C’est un choix subjectif, bien entendu, mais je me suis dit que ce début de fin d’été qui annonce le retour à l’école pour les enseignant(e)s était un moment propice pour partager quelques-unes de ces citations: certaines personnes y trouveront peut-être, elles aussi, leur bien.
Je vous en propose dix.
Sur l’idée d’éducation elle-même
On a beaucoup écrit sur ce qu’est l’éducation et sur ses effets sur la personne qui la reçoit.
Je suis pour ma part très attaché aux analyses du philosophe R. S. Peters. Il a notamment écrit ceci, qui condense, il me semble, un grand nombre d’idées puissantes et justes: «L’éducation est essentiellement affaire de processus par lesquels sont intentionnellement transmises des choses valables d’une manière intelligible et consentie, lesquels créent, chez qui les apprend, un désir de s’y élever qui s’inscrit harmonieusement dans une forme de vie.» (Education as initiation. Ma traduction).
Une telle éducation n’est jamais achevée. Elle est aussi non spécialisée, en ce sens qu’elle n’est pas limitée à un seul champ de savoir: elle ambitionne de procurer à la personne éduquée le plus vaste répertoire cognitif possible par la fréquentation de la diversité des types de savoirs et de leurs particularités, notamment des types de proposition qu’on y formule et des modes de vérification qui leur sont propres.
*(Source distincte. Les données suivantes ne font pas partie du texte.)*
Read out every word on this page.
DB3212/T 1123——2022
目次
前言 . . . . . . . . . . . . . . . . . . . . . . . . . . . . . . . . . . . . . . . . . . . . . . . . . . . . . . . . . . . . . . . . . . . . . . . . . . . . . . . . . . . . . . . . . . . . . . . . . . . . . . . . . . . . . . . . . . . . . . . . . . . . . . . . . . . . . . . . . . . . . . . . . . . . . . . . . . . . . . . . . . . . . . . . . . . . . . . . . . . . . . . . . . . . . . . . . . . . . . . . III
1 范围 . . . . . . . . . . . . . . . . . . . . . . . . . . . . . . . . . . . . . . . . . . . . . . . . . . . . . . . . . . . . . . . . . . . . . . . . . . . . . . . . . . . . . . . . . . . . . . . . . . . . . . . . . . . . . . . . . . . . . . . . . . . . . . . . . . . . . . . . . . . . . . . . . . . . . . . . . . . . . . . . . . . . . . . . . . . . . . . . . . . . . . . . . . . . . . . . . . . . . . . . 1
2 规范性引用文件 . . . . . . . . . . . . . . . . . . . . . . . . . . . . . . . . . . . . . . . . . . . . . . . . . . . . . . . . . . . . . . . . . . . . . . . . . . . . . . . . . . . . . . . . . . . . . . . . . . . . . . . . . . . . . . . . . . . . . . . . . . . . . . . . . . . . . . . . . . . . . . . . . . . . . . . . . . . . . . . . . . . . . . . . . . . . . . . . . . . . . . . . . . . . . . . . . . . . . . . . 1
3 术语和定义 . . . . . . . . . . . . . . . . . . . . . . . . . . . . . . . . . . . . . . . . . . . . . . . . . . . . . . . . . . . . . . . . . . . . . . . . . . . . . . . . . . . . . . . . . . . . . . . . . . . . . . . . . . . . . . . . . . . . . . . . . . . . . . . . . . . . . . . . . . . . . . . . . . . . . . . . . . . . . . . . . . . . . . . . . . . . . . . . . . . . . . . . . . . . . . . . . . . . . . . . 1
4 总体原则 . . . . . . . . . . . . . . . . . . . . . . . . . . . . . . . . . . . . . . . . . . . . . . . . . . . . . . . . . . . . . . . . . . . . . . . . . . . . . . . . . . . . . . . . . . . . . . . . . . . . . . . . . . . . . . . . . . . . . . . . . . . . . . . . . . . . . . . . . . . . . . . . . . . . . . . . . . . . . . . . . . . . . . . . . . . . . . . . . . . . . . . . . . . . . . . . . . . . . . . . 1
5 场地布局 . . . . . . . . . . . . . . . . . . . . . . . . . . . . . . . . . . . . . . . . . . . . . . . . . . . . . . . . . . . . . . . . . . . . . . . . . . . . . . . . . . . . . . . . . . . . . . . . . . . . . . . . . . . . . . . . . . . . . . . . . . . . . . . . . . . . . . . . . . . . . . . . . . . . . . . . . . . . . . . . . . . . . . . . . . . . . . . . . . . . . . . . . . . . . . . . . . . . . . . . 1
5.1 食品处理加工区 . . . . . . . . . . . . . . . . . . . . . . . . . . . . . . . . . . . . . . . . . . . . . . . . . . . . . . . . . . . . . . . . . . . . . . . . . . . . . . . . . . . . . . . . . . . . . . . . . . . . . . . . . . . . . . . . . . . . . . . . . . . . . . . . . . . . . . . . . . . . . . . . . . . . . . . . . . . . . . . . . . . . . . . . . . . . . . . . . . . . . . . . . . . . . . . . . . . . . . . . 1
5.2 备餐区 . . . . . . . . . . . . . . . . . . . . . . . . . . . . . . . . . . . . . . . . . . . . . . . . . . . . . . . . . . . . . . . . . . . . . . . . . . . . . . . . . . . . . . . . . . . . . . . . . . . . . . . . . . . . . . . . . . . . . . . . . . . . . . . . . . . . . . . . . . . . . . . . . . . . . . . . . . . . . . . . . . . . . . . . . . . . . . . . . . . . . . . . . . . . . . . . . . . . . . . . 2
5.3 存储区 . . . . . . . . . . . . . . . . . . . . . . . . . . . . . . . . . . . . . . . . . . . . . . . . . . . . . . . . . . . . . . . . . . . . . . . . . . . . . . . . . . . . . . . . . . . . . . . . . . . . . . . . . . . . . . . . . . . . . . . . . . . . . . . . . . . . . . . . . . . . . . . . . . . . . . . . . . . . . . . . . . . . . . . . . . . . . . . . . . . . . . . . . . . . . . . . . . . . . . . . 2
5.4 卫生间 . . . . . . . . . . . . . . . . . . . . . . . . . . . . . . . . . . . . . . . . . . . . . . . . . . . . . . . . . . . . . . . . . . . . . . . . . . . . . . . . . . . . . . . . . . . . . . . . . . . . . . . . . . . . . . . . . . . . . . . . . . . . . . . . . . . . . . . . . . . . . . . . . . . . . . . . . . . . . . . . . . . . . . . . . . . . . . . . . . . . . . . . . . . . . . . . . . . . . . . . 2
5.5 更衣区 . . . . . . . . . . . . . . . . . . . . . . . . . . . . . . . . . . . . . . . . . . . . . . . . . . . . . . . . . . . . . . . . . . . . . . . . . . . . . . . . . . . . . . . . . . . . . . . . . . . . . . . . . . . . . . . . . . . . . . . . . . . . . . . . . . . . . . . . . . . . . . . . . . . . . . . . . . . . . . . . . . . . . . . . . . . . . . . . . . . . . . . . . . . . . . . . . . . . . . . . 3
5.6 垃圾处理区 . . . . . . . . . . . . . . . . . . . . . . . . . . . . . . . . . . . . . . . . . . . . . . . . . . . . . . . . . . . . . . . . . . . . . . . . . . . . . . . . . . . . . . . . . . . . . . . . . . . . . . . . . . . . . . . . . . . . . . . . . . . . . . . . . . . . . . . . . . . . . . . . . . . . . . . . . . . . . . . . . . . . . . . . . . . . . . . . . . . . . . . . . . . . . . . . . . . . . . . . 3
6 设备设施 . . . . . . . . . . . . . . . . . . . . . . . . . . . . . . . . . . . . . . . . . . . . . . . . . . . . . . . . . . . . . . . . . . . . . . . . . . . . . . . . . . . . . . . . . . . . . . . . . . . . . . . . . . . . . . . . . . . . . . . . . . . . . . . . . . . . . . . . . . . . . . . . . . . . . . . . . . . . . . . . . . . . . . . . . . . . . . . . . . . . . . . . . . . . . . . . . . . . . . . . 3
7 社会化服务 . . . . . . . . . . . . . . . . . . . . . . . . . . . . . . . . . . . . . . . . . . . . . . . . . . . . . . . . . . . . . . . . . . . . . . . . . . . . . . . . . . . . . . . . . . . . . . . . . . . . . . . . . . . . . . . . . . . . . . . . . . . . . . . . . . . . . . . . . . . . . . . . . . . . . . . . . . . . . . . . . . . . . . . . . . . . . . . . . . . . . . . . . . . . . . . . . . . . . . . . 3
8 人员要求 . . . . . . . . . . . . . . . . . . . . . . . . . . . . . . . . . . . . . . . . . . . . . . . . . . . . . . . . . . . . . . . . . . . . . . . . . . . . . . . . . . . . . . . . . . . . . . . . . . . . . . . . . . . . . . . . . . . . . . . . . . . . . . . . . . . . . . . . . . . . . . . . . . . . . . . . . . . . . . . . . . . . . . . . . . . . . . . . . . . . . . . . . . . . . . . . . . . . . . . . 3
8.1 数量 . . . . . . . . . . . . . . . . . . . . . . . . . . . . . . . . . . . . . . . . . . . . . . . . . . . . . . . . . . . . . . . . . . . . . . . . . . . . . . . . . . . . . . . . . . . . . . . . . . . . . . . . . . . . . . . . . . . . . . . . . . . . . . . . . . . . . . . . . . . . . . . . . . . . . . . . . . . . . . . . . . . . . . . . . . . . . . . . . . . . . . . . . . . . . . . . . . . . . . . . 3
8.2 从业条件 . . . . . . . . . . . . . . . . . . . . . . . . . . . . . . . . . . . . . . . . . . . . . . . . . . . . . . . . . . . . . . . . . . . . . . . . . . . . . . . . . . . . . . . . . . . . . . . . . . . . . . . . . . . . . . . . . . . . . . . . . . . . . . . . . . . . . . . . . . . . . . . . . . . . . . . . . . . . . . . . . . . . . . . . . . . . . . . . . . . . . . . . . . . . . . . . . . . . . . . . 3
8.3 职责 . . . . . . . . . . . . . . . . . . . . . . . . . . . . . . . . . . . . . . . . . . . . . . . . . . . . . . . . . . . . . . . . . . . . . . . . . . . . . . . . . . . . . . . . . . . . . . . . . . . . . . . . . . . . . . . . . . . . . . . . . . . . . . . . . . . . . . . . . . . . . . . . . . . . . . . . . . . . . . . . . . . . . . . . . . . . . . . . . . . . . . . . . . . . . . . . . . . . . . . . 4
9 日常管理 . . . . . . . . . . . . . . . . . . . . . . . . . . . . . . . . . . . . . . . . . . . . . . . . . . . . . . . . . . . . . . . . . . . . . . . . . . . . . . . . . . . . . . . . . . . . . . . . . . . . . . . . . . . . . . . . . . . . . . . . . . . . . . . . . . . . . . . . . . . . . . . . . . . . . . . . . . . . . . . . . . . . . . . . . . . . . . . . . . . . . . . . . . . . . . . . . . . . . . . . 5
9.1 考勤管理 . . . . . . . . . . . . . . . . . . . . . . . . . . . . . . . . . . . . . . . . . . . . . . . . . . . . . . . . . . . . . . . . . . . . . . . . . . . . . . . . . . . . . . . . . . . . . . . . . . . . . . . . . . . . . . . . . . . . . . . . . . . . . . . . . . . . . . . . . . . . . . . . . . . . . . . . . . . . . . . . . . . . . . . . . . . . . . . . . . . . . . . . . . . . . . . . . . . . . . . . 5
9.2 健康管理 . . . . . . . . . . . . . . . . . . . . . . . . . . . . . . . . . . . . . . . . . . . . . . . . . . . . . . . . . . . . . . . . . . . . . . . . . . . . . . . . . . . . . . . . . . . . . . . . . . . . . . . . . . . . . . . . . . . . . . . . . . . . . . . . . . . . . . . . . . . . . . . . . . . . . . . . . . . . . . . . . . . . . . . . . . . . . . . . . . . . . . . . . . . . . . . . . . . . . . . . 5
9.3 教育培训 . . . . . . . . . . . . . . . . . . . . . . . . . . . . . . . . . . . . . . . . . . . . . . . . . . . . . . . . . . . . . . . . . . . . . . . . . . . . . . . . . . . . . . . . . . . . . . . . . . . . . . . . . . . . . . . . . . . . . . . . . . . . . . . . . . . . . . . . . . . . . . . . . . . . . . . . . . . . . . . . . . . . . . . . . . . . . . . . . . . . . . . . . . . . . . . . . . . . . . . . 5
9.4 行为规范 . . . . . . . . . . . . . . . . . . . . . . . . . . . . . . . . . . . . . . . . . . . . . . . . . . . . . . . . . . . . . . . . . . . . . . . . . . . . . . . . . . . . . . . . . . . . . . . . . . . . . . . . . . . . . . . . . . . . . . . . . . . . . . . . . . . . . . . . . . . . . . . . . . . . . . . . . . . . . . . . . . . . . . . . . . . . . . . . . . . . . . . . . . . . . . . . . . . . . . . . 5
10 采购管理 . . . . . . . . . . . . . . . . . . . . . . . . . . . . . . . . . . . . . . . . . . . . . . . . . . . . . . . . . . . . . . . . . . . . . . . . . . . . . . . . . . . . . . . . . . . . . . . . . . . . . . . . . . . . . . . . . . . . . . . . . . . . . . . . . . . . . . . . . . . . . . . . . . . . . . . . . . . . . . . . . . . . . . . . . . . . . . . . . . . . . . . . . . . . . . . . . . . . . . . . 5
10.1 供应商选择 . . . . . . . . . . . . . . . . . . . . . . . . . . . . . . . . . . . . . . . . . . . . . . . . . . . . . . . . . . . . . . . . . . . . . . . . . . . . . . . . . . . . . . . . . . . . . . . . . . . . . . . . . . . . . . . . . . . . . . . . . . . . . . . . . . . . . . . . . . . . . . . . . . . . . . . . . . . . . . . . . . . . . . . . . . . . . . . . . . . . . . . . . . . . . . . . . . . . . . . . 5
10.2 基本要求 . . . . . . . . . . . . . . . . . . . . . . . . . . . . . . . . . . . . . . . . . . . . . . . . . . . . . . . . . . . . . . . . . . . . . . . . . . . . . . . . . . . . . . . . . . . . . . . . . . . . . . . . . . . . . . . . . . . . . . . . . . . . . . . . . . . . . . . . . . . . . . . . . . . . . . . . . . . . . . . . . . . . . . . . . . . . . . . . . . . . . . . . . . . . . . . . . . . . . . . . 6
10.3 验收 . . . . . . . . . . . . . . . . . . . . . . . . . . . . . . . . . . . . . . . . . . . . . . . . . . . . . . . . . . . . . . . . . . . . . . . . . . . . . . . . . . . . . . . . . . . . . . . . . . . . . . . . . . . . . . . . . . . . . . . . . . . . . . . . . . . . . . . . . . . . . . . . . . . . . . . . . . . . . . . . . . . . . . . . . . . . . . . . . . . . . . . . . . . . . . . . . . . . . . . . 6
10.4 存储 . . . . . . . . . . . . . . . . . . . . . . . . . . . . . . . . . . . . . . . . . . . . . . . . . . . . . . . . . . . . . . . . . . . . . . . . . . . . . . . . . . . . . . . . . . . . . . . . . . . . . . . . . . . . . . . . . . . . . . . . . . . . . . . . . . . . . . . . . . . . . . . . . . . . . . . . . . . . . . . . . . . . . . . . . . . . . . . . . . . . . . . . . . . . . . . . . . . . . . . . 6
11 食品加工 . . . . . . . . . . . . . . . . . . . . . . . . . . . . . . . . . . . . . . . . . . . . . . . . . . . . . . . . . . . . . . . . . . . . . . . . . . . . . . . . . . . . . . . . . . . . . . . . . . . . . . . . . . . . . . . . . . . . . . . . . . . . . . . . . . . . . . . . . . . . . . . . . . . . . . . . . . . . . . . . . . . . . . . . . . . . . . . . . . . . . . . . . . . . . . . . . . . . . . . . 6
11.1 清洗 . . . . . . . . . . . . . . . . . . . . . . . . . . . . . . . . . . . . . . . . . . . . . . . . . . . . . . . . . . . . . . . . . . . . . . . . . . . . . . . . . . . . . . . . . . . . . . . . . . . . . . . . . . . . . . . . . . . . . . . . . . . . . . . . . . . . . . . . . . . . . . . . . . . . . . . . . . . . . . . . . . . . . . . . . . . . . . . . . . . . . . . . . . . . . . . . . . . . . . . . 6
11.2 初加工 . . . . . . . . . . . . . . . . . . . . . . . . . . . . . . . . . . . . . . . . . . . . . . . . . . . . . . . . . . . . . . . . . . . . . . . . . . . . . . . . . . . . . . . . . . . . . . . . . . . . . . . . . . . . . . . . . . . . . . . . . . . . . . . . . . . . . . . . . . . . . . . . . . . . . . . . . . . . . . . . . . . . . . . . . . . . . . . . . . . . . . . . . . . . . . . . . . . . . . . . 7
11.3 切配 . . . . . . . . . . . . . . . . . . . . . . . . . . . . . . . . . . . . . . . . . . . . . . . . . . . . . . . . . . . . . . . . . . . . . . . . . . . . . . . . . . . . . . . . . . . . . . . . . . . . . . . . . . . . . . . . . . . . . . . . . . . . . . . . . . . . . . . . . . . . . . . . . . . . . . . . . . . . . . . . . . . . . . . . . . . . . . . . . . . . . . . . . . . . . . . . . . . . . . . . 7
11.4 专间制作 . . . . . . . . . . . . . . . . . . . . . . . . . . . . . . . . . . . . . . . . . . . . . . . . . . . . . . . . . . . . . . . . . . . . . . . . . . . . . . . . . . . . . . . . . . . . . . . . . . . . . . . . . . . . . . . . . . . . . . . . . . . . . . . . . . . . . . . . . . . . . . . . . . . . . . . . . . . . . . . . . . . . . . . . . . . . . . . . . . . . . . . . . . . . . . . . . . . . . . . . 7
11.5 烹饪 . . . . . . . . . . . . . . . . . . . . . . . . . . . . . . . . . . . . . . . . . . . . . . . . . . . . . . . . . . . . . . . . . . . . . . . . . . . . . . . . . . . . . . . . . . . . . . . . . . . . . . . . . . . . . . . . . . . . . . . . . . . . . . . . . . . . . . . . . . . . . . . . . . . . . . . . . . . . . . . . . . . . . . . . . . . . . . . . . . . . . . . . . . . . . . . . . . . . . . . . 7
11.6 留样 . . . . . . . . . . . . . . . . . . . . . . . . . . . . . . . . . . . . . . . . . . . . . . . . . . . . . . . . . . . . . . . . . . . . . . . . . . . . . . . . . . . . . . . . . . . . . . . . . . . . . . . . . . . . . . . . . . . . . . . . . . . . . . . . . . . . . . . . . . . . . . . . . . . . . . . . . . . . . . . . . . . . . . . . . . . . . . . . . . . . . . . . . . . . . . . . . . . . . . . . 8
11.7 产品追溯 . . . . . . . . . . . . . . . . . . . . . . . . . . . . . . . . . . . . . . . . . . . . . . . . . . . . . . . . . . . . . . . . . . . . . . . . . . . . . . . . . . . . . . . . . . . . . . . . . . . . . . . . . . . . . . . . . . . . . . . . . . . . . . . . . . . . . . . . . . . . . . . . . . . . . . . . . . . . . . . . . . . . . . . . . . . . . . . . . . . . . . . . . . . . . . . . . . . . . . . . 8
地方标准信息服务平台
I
Aristote a clairement vu tout cela: «[C’est le propre] d’un homme [sic] cultivé, écrit-il, de ne chercher la rigueur pour chaque genre de choses que dans la mesure où la nature du sujet l’admet: il est évidemment à peu près aussi déraisonnable d’accepter d’un mathématicien des raisonnements probables que d’exiger d’un rhéteur des démonstrations proprement dites.» (Éthique à Nicomaque, 1094b23-25)
Finalement, une telle éducation produit une sorte de décentrement chez qui la reçoit. Elle nous éloigne de l’ici et du maintenant, nous permet d’avoir de nombreuses perspectives cognitives sur le monde et de l’appréhender bien au-delà de notre petite personne. Le journaliste et écrivain Sydney J. Harris (1917-1986) l’exprime superbement: «Le but de l’éducation est de transformer des miroirs en fenêtres».
Les moyens de l’éducation
Comme on sait, pour atteindre ces nobles buts, on enseigne – et ce mot désigne une très grande variété d’activités allant de parler à démontrer, en passant par de nombreuses autres.
Mais à ce propos, on n’oublie plus la remarque suivante de John Dewey, si on l’a rencontrée ne serait-ce qu’une seule fois: «On peut comparer l’enseignement à la vente. Personne ne vend à moins que quelqu’un n’achète. On tournerait en ridicule un marchand qui dirait avoir vendu quantité de biens alors que personne n’aurait acheté quoi que ce soit. Par contre, il y a peut-être des professeurs qui pensent avoir fait une bonne journée d’enseignement sans se soucier de savoir ce qui a été appris. Il y a entre enseigner et apprendre exactement la même relation qu’il y a entre vendre et acheter.» (How we Think. Ma traduction)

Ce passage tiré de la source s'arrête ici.